Does anyone have any ideas of how or why this would be happening? I had to put back my linksys router for the time being but I would really like to get this working.  

Thanks.


----------



## Satcomer (Dec 15, 2007)

Are you sharing a Single IP on your Airport?

If you are do this (from Apple's help menu):



> Enabling the NAT Port Mapping Protocol
> In the Finder, choose Utilities from the Go menu.
> Open Airport Admin Utility.
> In the resulting Select Base Station window, select your Airport Extreme or AirPort Express from the list.
> ...


----------



## jjsanders281 (Dec 15, 2007)

Yes I am sharing a single address and i do have the NAT mapping protocol turned on.  Transmission also says there was a error mapping the port using NAT-PMP.

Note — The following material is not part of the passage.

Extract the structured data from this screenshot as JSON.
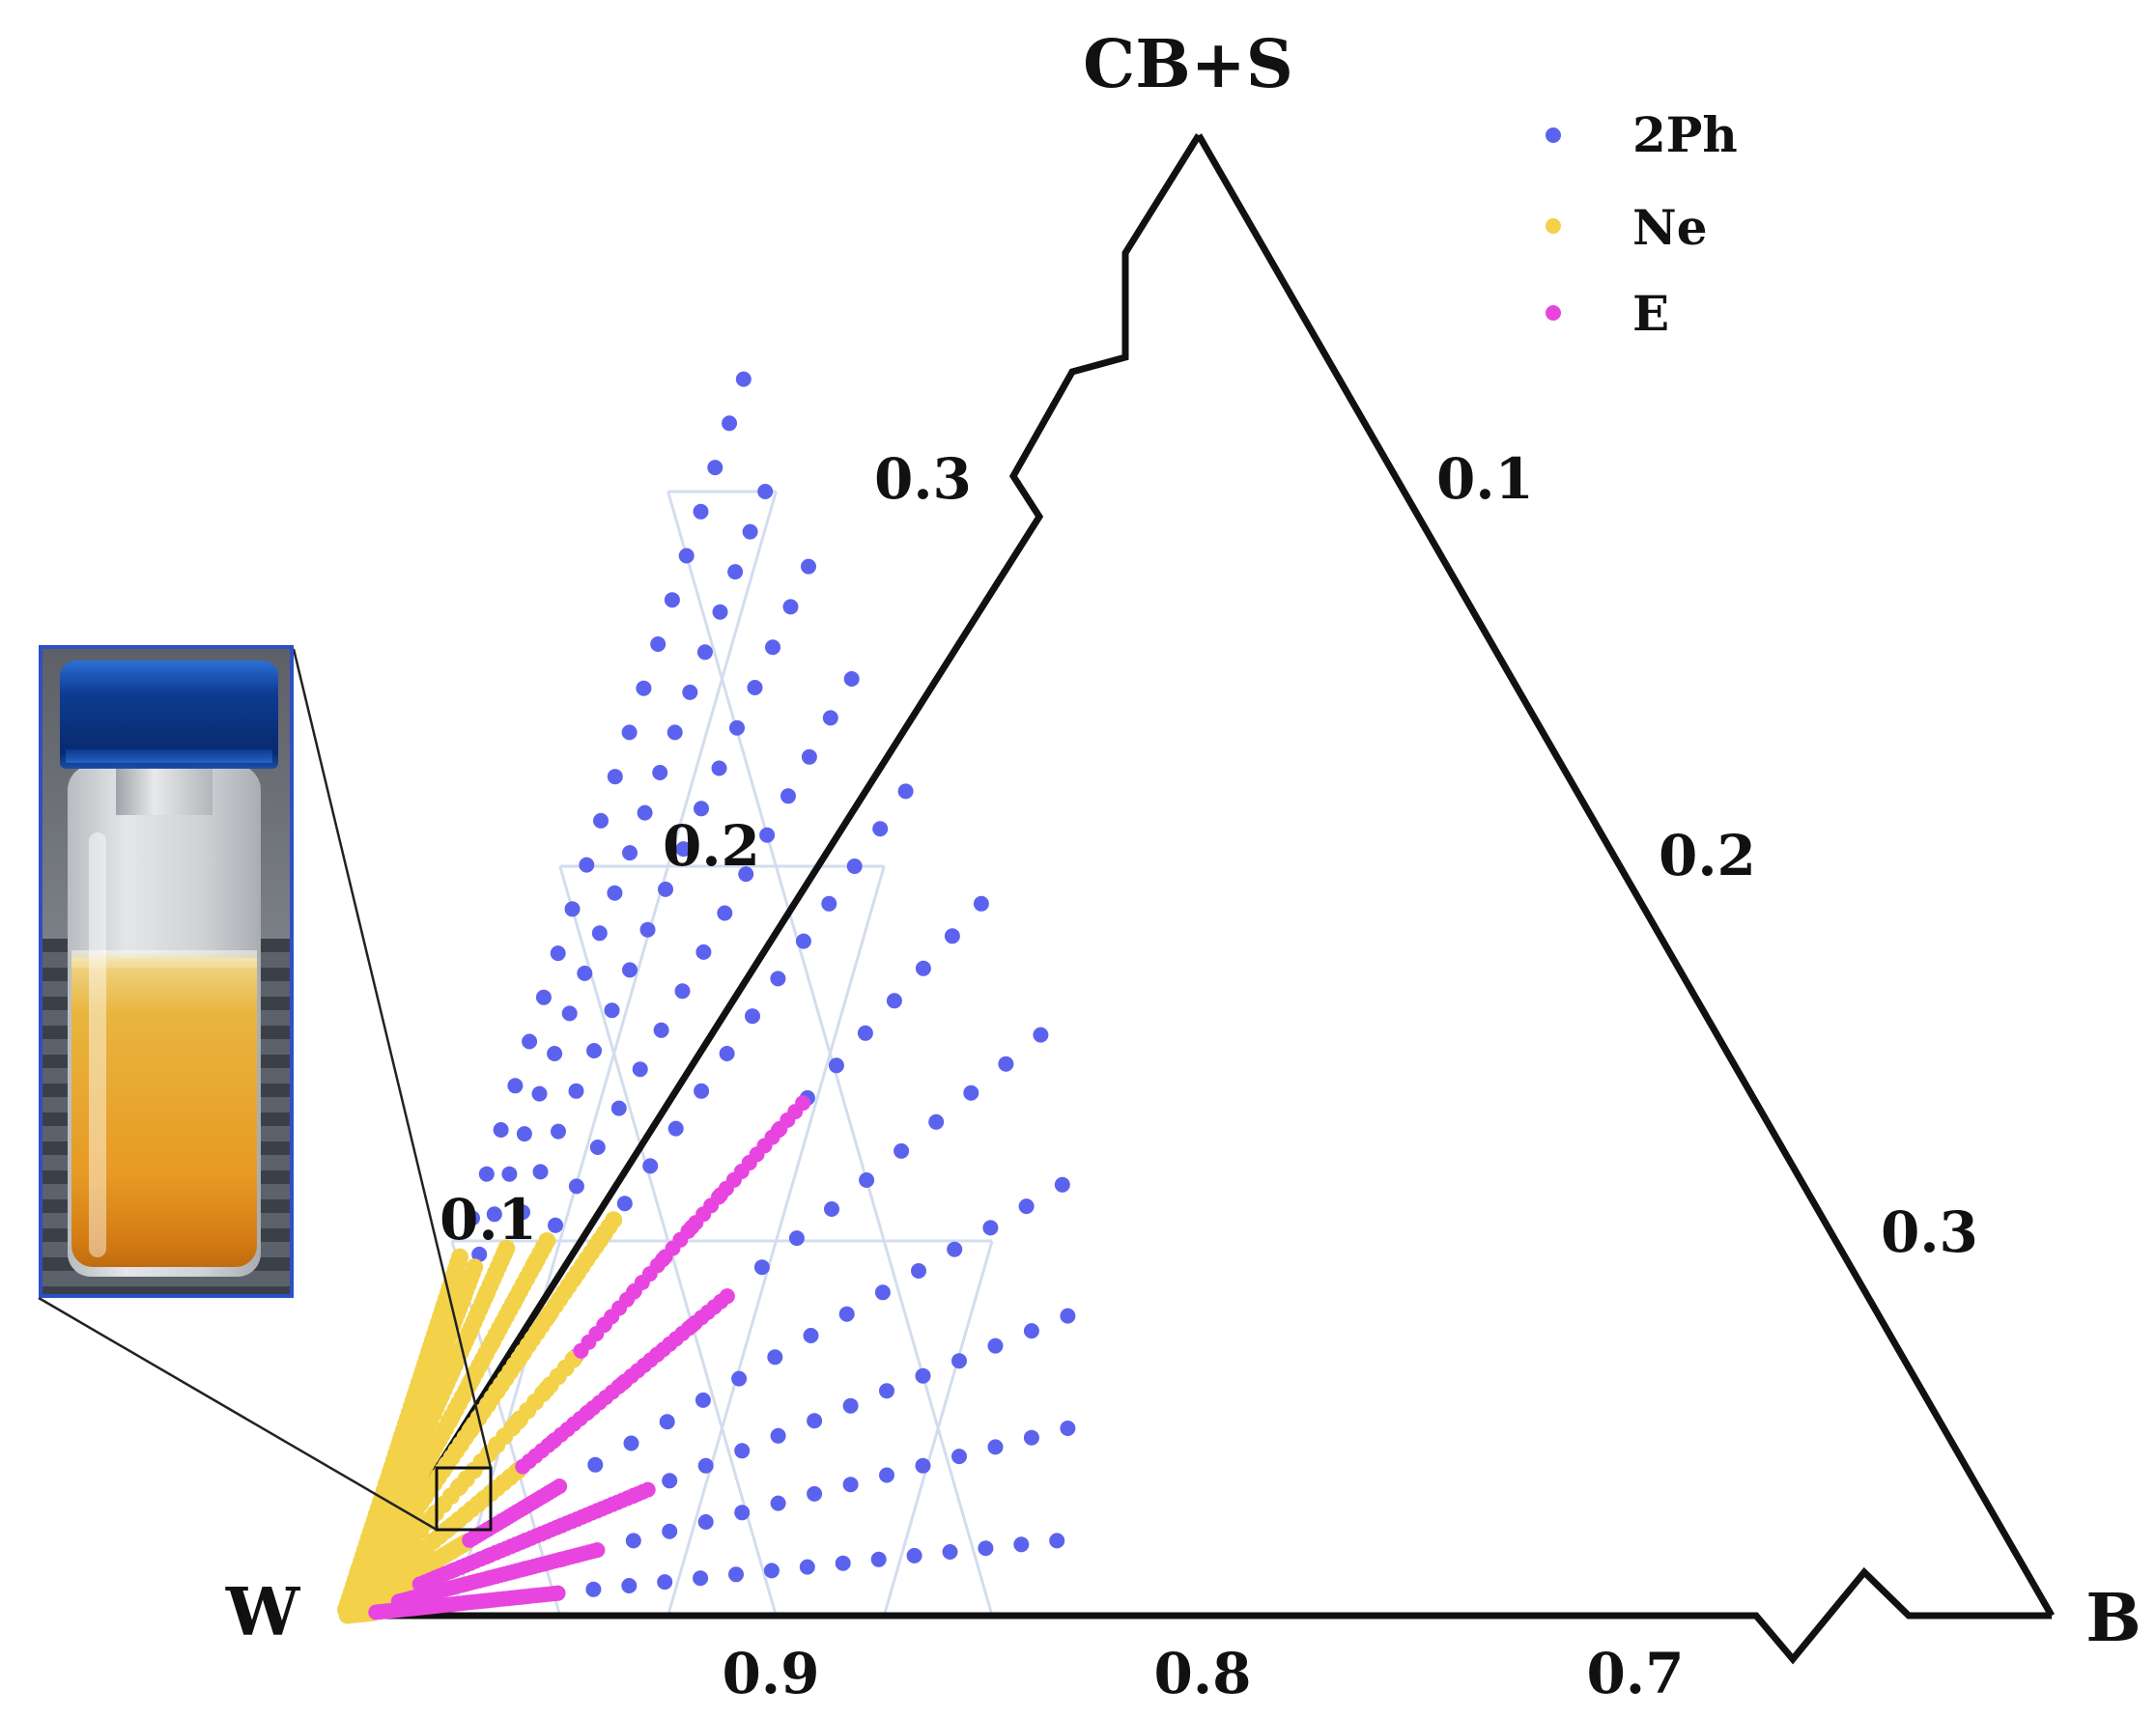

I also tried putting my slingbox ip address in as the the default host which should open all ports to it but that didnt work either.


----------



## jjsanders281 (Dec 17, 2007)

No one else has had similar problems? 

 I have a friend who has the earlier model with 100mb port instead of the gigabit ones.  He has not had my problem but was able to downgrade to an earlier version to fix many other issues with the airport disk.  7.2 is as far back as i can go with this model.


----------



## dixonbm (Dec 18, 2007)

I've never tried port mapping with my AE's. I've got two, one on the upstairs Home Entertainment Center and one on the Downstairs stereo. And I use a Linksys Vonage Router to assign IP addresses.


----------



## Chic0 (Feb 24, 2008)

Satcomer said:


> Are you sharing a Single IP on your Airport?
> 
> If you are do this (from Apple's help menu):



Oh nice one. I've been having probems trying to get Meda Of Honor online pay working via my AE router. Just tried what you said and it works without probems now. Thanks!!!!!


----------



## SorenMat (Mar 2, 2008)

I have the exact same problem, only able to forward port 21 (

Did you find a solution ?


----------